The app in question is written in PHP and I'm using PHP for testing (with Selenium RC and SimpleTest), but I'm open to other tools, etc. as this is just a broad best practice question. The app being tested is in our development environment, so I'm not particularly worried about data carrying over from tests.
Some ideas:
Manually connect to the database in the Selenium test to clean up the data
Use something like DBUnit to manage this?
Just add data and don't worry about cleaning it up (aka, the lazy approach)
Thanks!
Edit: Seems most of the ideas centered around the same conclusion: work off a known set of data and restore when the tests are finished. The mechanism for this probably will vary depending on language, an amount of data, etc. but this looks like it should work for my needs.
I use Selenium with a Rails application, and I use the fixture mechanism to load and unload data from the test database.
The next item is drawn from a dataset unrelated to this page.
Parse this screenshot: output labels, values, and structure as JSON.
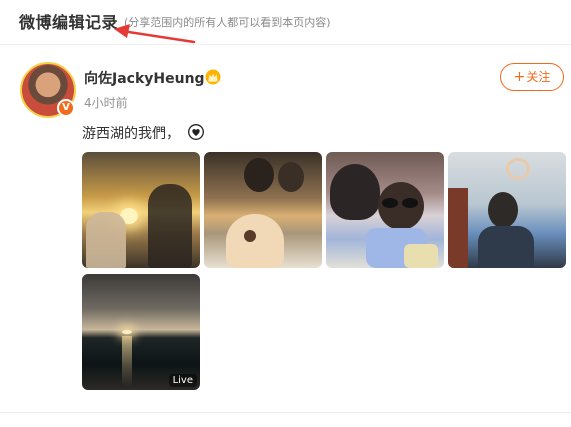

It's similar to the DbUnit approach, though I don't unload and reload between tests due to the volume of data. (This is something I'm working on, though.)
We have a web front end to a database restore routine. First thing our tests do is restore a "well known" starting point.
Point the webapp to a different database instance that you can wipe when you are done with the tests. Then you will have the database to inspect after the tests have run if you need to debug, and you can just blow away all the tables when you are done. You could get an export of the current database and restore it into your fresh instance before the tests if you need seed data.
Avoid the lazy approach. It's no good and will ultimately fail you. See my previous response on this topic in this separate StackOverflow question.
Agree with the other answers here. I've wired in Selenium and DBUnit tests to the past 3 projects I've worked on. On the first project we tried the lazy approach, but predictably it fell in a heap, so we used DBUnit and I've not looked back.
I realize you are using PHP, so please translate DBUnit/JUnit to your PHP equivalents.
A couple of points:
Use as little data as possible. With
many selenium tests running, you want
the DBUnit load to be as quick as
possible. So try to minimize the
amount of data you are loading.
Only load the data that changes. Often
you can skip tables which are never
changed by the web app. Ref data
tables and so on. However you might
want to create a seperate DBUnit xml
file/db backup to load this data in
case you accidentally lose it.
Let the JUnit selenium tests choose
whether they need a reload. Some Selenium tests will not change any
data, so there is no point reloading
the database after they run. In each of my selenium tests I
override/implement a method to return the desired DBUnit behavior.
#Override
protected DBUnitRunConfig getDBUnitRunConfig() {
return DBUnitRunConfig.RUN_ONCE_FOR_THIS_TEST_CASE;
}
(Couldn't get that snippet to format correctly.) Where DBUnitRunConfig is:
public enum DBUnitRunConfig {
NONE,
RUN_IF_NOT_YET_RUN_IN_ANY_TEST_CASE,
RUN_ONCE_FOR_THIS_TEST_CASE,
RUN_FOR_EACH_TEST_IN_TEST_CASE
};
This cuts down the time required to get through the tests. The Selenium enabled super class (or helper class) can then run, or not run, DBUnit for the given tests.